According to the National Health Survey by the Australian Bureau of Statistics, women aged 30 to 49 drink an average of between 8.6 and 9.7 drinks a week.
Compared to men, women generally metabolise alcohol faster, and get drunk more rapidly on less alcohol than men and suffer health problems such as liver damage, breast cancer and alcohol dependence on a lot lower levels of consumption.
Another problem is the huge wine glasses used in most homes can increase the risk because the recommended safe daily allowance is 100ml but these glasses are holding 150ml to 200ml. This standard serve of 100ml is also based on a wine percentage of 12 percent but many reds and whites are now closer to 14 and 15 percent, so without realizing it a harmless “two glasses” a day is actually four standard drinks which means most women are drinking at high risk levels.

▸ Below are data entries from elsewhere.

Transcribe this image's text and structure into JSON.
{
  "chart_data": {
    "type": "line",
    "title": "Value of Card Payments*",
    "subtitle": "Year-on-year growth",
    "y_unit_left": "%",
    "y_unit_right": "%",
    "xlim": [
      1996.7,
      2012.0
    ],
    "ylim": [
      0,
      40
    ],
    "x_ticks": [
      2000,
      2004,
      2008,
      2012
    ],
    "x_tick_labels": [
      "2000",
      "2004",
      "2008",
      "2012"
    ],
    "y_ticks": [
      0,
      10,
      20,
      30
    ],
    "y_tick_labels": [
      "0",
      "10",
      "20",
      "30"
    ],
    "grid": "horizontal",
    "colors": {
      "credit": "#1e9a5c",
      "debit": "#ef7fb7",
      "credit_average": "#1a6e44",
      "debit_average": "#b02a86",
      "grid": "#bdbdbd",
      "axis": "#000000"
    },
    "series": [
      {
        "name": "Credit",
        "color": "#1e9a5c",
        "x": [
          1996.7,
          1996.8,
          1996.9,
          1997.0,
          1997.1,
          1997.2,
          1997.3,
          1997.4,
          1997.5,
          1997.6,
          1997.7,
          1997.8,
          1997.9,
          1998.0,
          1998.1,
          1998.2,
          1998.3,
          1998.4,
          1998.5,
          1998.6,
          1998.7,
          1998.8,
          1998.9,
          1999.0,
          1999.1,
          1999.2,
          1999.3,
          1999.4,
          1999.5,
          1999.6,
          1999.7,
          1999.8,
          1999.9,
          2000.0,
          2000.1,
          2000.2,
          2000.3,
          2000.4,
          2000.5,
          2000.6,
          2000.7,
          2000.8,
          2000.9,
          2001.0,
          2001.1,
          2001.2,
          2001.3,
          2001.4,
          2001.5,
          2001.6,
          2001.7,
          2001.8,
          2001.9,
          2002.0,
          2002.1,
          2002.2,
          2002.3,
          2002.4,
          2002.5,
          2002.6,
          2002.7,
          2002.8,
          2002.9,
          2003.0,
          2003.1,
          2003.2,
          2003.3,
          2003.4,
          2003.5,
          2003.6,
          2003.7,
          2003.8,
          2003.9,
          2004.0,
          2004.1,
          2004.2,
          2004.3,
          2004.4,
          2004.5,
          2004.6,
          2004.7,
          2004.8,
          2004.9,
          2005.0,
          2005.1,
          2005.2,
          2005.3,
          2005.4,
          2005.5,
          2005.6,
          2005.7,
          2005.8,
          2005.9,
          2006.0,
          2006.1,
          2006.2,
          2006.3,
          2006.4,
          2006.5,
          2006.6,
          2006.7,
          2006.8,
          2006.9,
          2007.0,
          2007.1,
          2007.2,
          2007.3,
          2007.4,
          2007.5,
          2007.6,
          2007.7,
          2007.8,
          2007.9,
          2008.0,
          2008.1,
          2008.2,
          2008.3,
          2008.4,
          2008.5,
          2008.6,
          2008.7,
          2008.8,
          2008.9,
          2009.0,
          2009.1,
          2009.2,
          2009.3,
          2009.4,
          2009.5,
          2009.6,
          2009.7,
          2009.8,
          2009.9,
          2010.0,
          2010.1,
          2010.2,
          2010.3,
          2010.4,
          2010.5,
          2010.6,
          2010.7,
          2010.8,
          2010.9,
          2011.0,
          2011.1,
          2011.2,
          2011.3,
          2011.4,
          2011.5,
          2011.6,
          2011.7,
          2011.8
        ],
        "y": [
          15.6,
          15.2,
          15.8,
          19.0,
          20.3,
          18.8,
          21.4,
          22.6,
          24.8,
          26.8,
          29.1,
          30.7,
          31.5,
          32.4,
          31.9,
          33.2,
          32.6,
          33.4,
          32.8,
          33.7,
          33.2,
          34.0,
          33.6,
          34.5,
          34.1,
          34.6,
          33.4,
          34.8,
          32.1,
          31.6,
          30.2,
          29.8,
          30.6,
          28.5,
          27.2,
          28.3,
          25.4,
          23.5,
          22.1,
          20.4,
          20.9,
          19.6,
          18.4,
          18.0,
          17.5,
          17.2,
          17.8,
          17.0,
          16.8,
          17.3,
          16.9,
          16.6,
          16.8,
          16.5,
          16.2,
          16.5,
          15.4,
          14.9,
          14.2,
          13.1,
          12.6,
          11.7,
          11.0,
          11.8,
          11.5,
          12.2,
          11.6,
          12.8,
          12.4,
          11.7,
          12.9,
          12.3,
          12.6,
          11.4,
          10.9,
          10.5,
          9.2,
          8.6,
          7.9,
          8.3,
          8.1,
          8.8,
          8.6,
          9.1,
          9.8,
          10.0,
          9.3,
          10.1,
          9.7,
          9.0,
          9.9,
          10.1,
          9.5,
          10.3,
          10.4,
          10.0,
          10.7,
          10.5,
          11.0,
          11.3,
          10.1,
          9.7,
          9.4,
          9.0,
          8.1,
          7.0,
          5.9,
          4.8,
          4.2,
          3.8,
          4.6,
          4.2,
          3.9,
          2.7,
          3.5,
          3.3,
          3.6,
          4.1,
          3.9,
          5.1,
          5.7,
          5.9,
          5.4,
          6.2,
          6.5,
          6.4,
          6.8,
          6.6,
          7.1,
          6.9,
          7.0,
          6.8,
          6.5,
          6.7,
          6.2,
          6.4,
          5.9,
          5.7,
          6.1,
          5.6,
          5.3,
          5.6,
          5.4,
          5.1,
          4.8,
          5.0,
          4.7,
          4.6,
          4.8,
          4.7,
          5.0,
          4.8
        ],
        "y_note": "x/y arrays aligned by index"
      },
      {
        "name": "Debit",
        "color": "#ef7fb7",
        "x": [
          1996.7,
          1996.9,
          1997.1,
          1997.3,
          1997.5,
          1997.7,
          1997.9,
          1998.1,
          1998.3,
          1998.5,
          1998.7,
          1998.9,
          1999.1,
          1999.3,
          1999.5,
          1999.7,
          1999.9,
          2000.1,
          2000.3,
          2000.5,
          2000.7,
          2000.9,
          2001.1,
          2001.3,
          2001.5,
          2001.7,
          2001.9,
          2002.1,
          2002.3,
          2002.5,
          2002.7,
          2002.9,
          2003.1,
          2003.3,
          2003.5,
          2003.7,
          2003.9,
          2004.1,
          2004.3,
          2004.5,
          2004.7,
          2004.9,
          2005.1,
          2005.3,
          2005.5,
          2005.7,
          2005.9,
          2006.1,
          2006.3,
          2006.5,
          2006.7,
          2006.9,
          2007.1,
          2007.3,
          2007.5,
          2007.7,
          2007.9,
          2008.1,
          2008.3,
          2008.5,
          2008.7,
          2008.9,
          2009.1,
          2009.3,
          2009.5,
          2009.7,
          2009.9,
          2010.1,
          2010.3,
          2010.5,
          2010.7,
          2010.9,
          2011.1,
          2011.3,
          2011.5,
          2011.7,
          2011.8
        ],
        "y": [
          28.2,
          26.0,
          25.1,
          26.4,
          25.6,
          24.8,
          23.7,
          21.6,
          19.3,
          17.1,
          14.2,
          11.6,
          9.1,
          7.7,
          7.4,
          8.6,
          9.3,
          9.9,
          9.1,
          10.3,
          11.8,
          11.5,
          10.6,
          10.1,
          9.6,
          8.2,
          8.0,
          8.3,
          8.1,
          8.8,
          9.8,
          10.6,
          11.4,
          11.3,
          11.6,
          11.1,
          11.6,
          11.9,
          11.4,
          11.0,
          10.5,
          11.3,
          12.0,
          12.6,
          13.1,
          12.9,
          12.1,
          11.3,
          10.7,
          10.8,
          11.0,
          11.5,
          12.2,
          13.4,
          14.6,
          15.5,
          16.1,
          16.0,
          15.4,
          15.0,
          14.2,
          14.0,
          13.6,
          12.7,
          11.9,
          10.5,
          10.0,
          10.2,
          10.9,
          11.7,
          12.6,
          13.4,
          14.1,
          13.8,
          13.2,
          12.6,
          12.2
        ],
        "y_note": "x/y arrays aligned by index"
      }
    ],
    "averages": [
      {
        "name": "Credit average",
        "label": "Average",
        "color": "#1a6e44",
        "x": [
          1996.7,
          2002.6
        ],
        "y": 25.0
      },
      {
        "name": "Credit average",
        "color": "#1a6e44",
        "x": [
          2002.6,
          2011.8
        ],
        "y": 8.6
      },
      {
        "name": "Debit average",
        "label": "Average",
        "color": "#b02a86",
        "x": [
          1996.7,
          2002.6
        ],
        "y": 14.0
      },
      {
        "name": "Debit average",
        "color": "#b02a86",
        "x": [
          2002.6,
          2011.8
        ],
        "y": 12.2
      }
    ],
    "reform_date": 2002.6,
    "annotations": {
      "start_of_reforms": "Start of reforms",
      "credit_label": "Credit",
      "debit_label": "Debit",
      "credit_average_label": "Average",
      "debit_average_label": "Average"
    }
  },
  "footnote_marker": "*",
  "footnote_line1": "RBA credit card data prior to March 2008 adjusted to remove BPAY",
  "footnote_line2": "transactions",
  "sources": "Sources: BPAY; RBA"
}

Are there better ways to unwind?
Breaking the cycle of reaching for a glass of red means coming up with new strategies to cope with everyday demands of life. Getting off the “wine” treadmill may also require you to make some big changes so that your life is less stressful. You may need to start delegating and get some help at home, you may need to downscale your house, work part-time for a while to alleviate the huge stresses that are often the root of most women’s drinking use. But a good place to start is to start drinking mindfully, which means setting limits and having alcohol free days. It is also vital to develop and maintain other pleasures such as exercising, listening to music, dancing, watching movies, connecting with friends, meditation and sleeping. Sometimes the best and easiest thing to do after a hard day is to simply eat a nutritious meal and go to bed early for a long restorative sleep and remind yourself that tomorrow is a new day.